Every Monday and Friday we’re bringing you The Darkest Minds content leading up to the film’s Aug. 3 release

There is so much that we can learn from literature, especially Young Adult literature. YA has garnered a reputation for being about the fangirls and what-not because women — young and old alike — are compelled by these coming-of-age stories as young men and women learn first-hand what it takes to grow up. But that hasn’t stopped these all-important stories from being relevant. Nor has it stopped Hollywood from bringing them to life.
The latest YA adaptation to grace the big screen is Fox’s The Darkest Minds, which tells the story of Ruby and three runaway teens (Liam, Zu, and Chubs) as they seek safe haven from a society that deems them dangerous because of the abilities they have developed. Along the way, these teenagers learn the true meaning of family and the importance of self-empowerment — especially when it comes to embracing your differences. It’s an all-important coming-of-age story that celebrates diversity and differences.
Representation is important. Representation matters. And representation in media is significant because there are millions looking to these mediums and it’s important for them to see someone that looks like them. And we’ve lived in a world that’s neglected that more often than not. But times are changing, and we’re slowly beginning to see more diversity in mainstream media.
Leading the charge on the YA front is Amandla Stenberg, who plays leading heroine Ruby Daly in The Darkest Minds. One of the biggest draws for Stenberg was that there was a desire to cast a woman of color in the leading role. And that’s not something she takes lightly.
“It was a really incredible role and they were willing to cast a person of color in it,” Stenberg told us and reporters during a set visit last year. “That’s actually kind of a rarity, so that was a thing that was really special to me. It’s not very often that I’ve gotten these kind of opportunities in my life so you have to take them because they’re amazing.”
The YA genre is incredibly important because it tells stories of young men and young women as they learn what it takes to grow up and how they’re responsible for their own destiny. It also gives young adults an outlet, as well as gives them something to look when they’re looking for something to relate to.
From The Hunger Games to Divergent to The Mortal Instruments to The 5th Wave to Vampire Academy, there have been a slew of YA adaptations that have been adapted from book to screen. They’ve featured unique heroines that have each taught us something. The one thing that all of those leading ladies have in common is that they’re white. Not that it takes anything away from the characters individually, but there’s a lack of diversity in YA adaptations that’s disconcerting. These stories should continue to represent our society — and our society is diverse.
“I don’t think we get to see these kinds of stories that often where a black girl is the lead,” Stenberg said. “I don’t necessarily think we need another one with another white girl. Even though I love those stories and respect them. I just think it’s time to switch it up a bit.”
While a woman of color landing this leading role is a huge step in the right direction for diversity, director Jennifer Yuh Nelson said that it wasn’t their intention to make a bold statement in that way. Although diversity in this film has always been important to Nelson and author Alexandra Bracken. Three of the four main kids that we follow in The Darkest Minds aren’t white — Ruby and Chubs are black, Zu is Asian, and Liam is white. It might not seem monumental, but it’s very important.

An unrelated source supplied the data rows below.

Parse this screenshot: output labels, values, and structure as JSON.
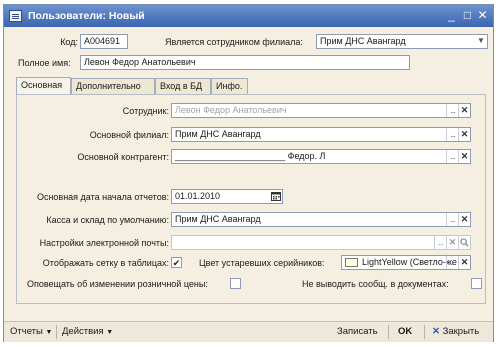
{
  "window": {
    "title": "Пользователи: Новый",
    "controls": {
      "minimize": "_",
      "maximize": "□",
      "close": "✕"
    }
  },
  "header": {
    "code_label": "Код:",
    "code_value": "A004691",
    "branch_employee_label": "Является сотрудником филиала:",
    "branch_employee_value": "Прим ДНС  Авангард",
    "fullname_label": "Полное имя:",
    "fullname_value": "Левон Федор Анатольевич"
  },
  "tabs": [
    {
      "label": "Основная",
      "active": true
    },
    {
      "label": "Дополнительно",
      "active": false
    },
    {
      "label": "Вход в БД",
      "active": false
    },
    {
      "label": "Инфо.",
      "active": false
    }
  ],
  "form": {
    "employee_label": "Сотрудник:",
    "employee_value": "Левон Федор Анатольевич",
    "main_branch_label": "Основной филиал:",
    "main_branch_value": "Прим ДНС  Авангард",
    "main_contractor_label": "Основной контрагент:",
    "main_contractor_value": "______________________ Федор. Л",
    "report_start_label": "Основная дата начала отчетов:",
    "report_start_value": "01.01.2010",
    "cash_warehouse_label": "Касса и склад по умолчанию:",
    "cash_warehouse_value": "Прим ДНС  Авангард",
    "email_settings_label": "Настройки электронной почты:",
    "email_settings_value": "",
    "show_grid_label": "Отображать сетку в таблицах:",
    "show_grid_checked": true,
    "outdated_color_label": "Цвет устаревших серийников:",
    "outdated_color_value": "LightYellow (Светло-же",
    "outdated_color_swatch": "#ffffe0",
    "notify_retail_label": "Оповещать об изменении розничной цены:",
    "notify_retail_checked": false,
    "no_messages_label": "Не выводить сообщ. в документах:",
    "no_messages_checked": false
  },
  "bottom": {
    "reports_label": "Отчеты",
    "actions_label": "Действия",
    "save_label": "Записать",
    "ok_label": "OK",
    "close_label": "Закрыть"
  },
  "colors": {
    "title_bar": "#4a74bf",
    "window_bg": "#f4efe0",
    "close_x": "#2d5aa8"
  },
  "icons": {
    "title": "document-icon",
    "dropdown": "chevron-down-icon",
    "choose": "ellipsis-icon",
    "clear": "clear-x-icon",
    "calendar": "calendar-icon",
    "search": "magnifier-icon",
    "menu_arrow": "triangle-down-icon"
  }
}
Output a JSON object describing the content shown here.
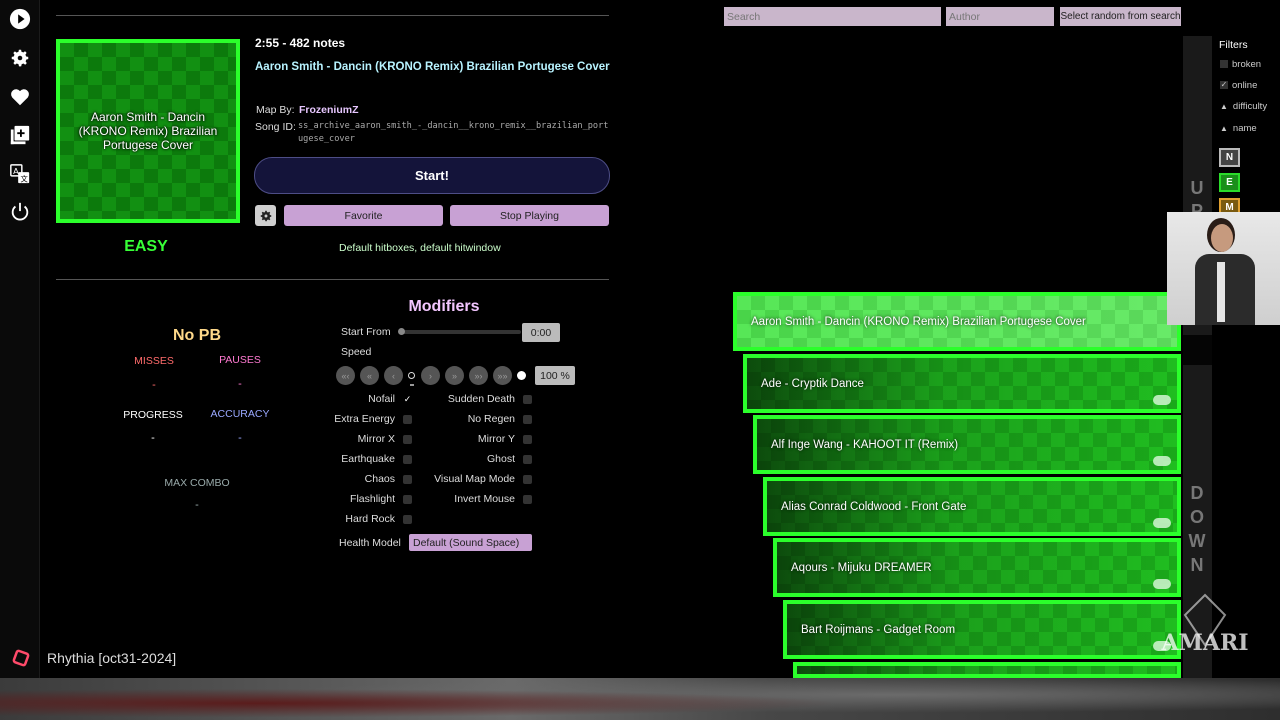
{
  "nav": {
    "items": [
      {
        "name": "play-icon"
      },
      {
        "name": "gear-icon"
      },
      {
        "name": "heart-icon"
      },
      {
        "name": "add-map-icon"
      },
      {
        "name": "translate-icon"
      },
      {
        "name": "power-icon"
      }
    ]
  },
  "details": {
    "cover_title": "Aaron Smith - Dancin (KRONO Remix) Brazilian Portugese Cover",
    "difficulty": "EASY",
    "duration_notes": "2:55 - 482 notes",
    "title": "Aaron Smith - Dancin (KRONO Remix) Brazilian Portugese Cover",
    "map_by_label": "Map By:",
    "map_by": "FrozeniumZ",
    "song_id_label": "Song ID:",
    "song_id": "ss_archive_aaron_smith_-_dancin__krono_remix__brazilian_portugese_cover",
    "start_label": "Start!",
    "favorite_label": "Favorite",
    "stop_label": "Stop Playing",
    "hitbox_note": "Default hitboxes, default hitwindow"
  },
  "stats": {
    "pb": "No PB",
    "misses_label": "MISSES",
    "misses": "-",
    "pauses_label": "PAUSES",
    "pauses": "-",
    "progress_label": "PROGRESS",
    "progress": "-",
    "accuracy_label": "ACCURACY",
    "accuracy": "-",
    "max_combo_label": "MAX COMBO",
    "max_combo": "-"
  },
  "modifiers": {
    "title": "Modifiers",
    "start_from_label": "Start From",
    "start_from": "0:00",
    "start_from_position": 0,
    "speed_label": "Speed",
    "speed_value": "100 %",
    "left_col": [
      {
        "label": "Nofail",
        "checked": "✓"
      },
      {
        "label": "Extra Energy",
        "checked": ""
      },
      {
        "label": "Mirror X",
        "checked": ""
      },
      {
        "label": "Earthquake",
        "checked": ""
      },
      {
        "label": "Chaos",
        "checked": ""
      },
      {
        "label": "Flashlight",
        "checked": ""
      },
      {
        "label": "Hard Rock",
        "checked": ""
      }
    ],
    "right_col": [
      {
        "label": "Sudden Death",
        "checked": ""
      },
      {
        "label": "No Regen",
        "checked": ""
      },
      {
        "label": "Mirror Y",
        "checked": ""
      },
      {
        "label": "Ghost",
        "checked": ""
      },
      {
        "label": "Visual Map Mode",
        "checked": ""
      },
      {
        "label": "Invert Mouse",
        "checked": ""
      }
    ],
    "health_label": "Health Model",
    "health_value": "Default (Sound Space)"
  },
  "search": {
    "search_placeholder": "Search",
    "author_placeholder": "Author",
    "random_label": "Select random from search"
  },
  "filters": {
    "title": "Filters",
    "broken": "broken",
    "broken_checked": "",
    "online": "online",
    "online_checked": "✓",
    "difficulty": "difficulty",
    "name": "name",
    "diff_buttons": [
      {
        "letter": "N",
        "color": "#bbbbbb"
      },
      {
        "letter": "E",
        "color": "#2bdc2b"
      },
      {
        "letter": "M",
        "color": "#e0a030"
      }
    ],
    "up_letters": [
      "U",
      "P"
    ],
    "down_letters": [
      "D",
      "O",
      "W",
      "N"
    ]
  },
  "songs": [
    "Aaron Smith - Dancin (KRONO Remix) Brazilian Portugese Cover",
    "Ade - Cryptik Dance",
    "Alf Inge Wang - KAHOOT IT (Remix)",
    "Alias Conrad Coldwood - Front Gate",
    "Aqours - Mijuku DREAMER",
    "Bart Roijmans - Gadget Room"
  ],
  "footer": {
    "app_name": "Rhythia [oct31-2024]"
  },
  "watermark": {
    "text": "AMARI"
  }
}
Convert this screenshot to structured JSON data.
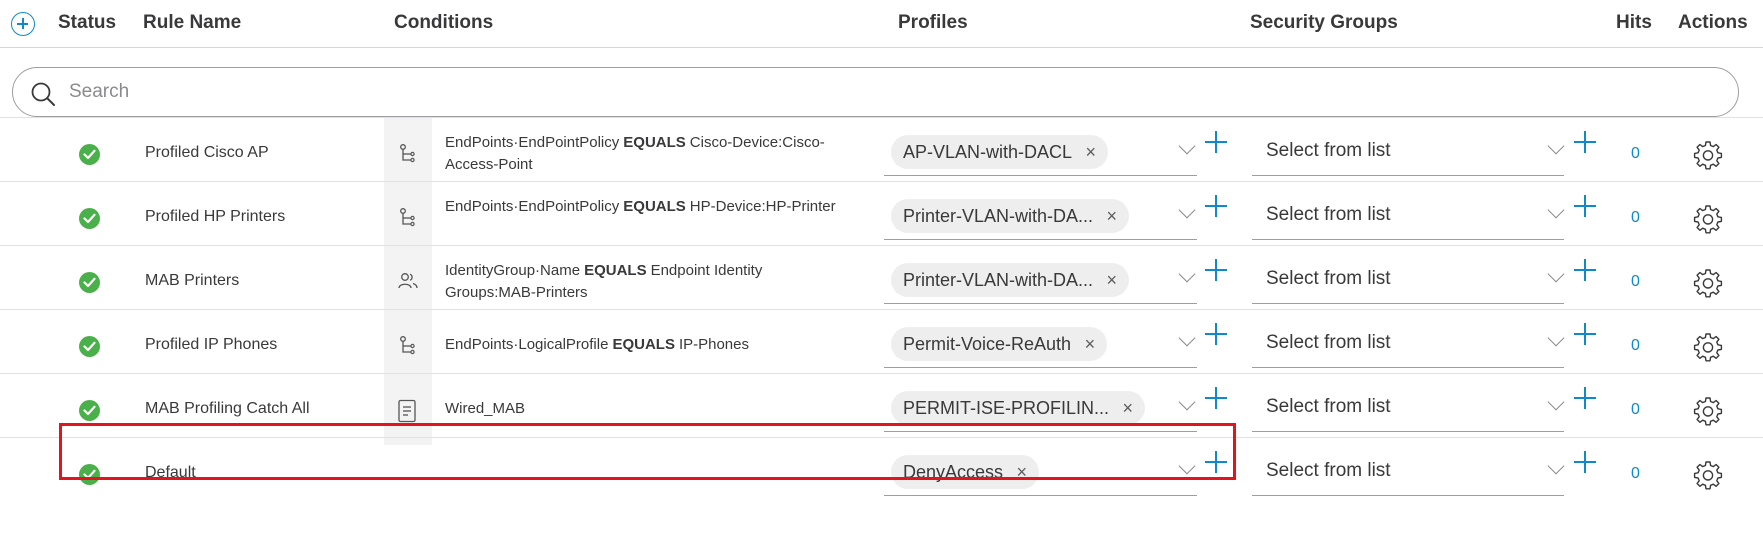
{
  "header": {
    "columns": {
      "status": "Status",
      "rule_name": "Rule Name",
      "conditions": "Conditions",
      "profiles": "Profiles",
      "security_groups": "Security Groups",
      "hits": "Hits",
      "actions": "Actions"
    }
  },
  "search": {
    "placeholder": "Search"
  },
  "colors": {
    "accent": "#0d8ac7",
    "success": "#4ab04a",
    "highlight": "#e2141d"
  },
  "rows": [
    {
      "status": "enabled",
      "name": "Profiled Cisco AP",
      "condition_icon": "endpoint-tree-icon",
      "condition": {
        "attr": "EndPoints·EndPointPolicy",
        "op": "EQUALS",
        "value": "Cisco-Device:Cisco-Access-Point"
      },
      "profile": "AP-VLAN-with-DACL",
      "security_group": "Select from list",
      "hits": "0"
    },
    {
      "status": "enabled",
      "name": "Profiled HP Printers",
      "condition_icon": "endpoint-tree-icon",
      "condition": {
        "attr": "EndPoints·EndPointPolicy",
        "op": "EQUALS",
        "value": "HP-Device:HP-Printer"
      },
      "profile": "Printer-VLAN-with-DA...",
      "security_group": "Select from list",
      "hits": "0"
    },
    {
      "status": "enabled",
      "name": "MAB Printers",
      "condition_icon": "identity-group-icon",
      "condition": {
        "attr": "IdentityGroup·Name",
        "op": "EQUALS",
        "value": "Endpoint Identity Groups:MAB-Printers"
      },
      "profile": "Printer-VLAN-with-DA...",
      "security_group": "Select from list",
      "hits": "0"
    },
    {
      "status": "enabled",
      "name": "Profiled IP Phones",
      "condition_icon": "endpoint-tree-icon",
      "condition": {
        "attr": "EndPoints·LogicalProfile",
        "op": "EQUALS",
        "value": "IP-Phones"
      },
      "profile": "Permit-Voice-ReAuth",
      "security_group": "Select from list",
      "hits": "0"
    },
    {
      "status": "enabled",
      "name": "MAB Profiling Catch All",
      "condition_icon": "library-condition-icon",
      "condition": {
        "attr": "Wired_MAB",
        "op": "",
        "value": ""
      },
      "profile": "PERMIT-ISE-PROFILIN...",
      "security_group": "Select from list",
      "hits": "0"
    },
    {
      "status": "enabled",
      "name": "Default",
      "condition_icon": "",
      "condition": {
        "attr": "",
        "op": "",
        "value": ""
      },
      "profile": "DenyAccess",
      "security_group": "Select from list",
      "hits": "0"
    }
  ]
}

“It was important to me and it was also important to Alexandra Bracken, the author,” Nelson said of diversity in the story. “When we first talked about the movie she said, ‘I don’t get to add more, so don’t take any out.’ Of course you want to make the characters the characters. Their arc is their arc. In the case of Chubs and Zu and Liam, we tried to make sure we were very true to who they were. And in that way, it’s just an amazing actor. Even Alexandra said she hadn’t really thought about what they looked like. She had actually just put down in the script you can throw yourself into that character. Because of that we just went for that actress in the role regardless. That happened to add diversity, but that wasn’t what we were looking for. We were just looking for the best choice.”
While Nelson might not have been trying to make a bold statement by casting a leading lady of color, the fact of the matter is that casting Stenberg in that leading role is important. It’s important to young black women. It’s important to the future of representation in mainstream media as we know it.
Stenberg has been lucky to be a woman of color that has had now three leading roles in Young Adult adaptations — Everything, Everything and the upcoming The Hate You Give and The Darkest Minds. And Stenberg recognizes the significance of that.
“I feel like I’m put in a very special position where I’m one of the first actresses of this time to be able to do that and to take roles that would traditionally go to white people, which is really crazy and really a blessing,” she said.

The Darkest Minds hits theaters on Friday, Aug. 3.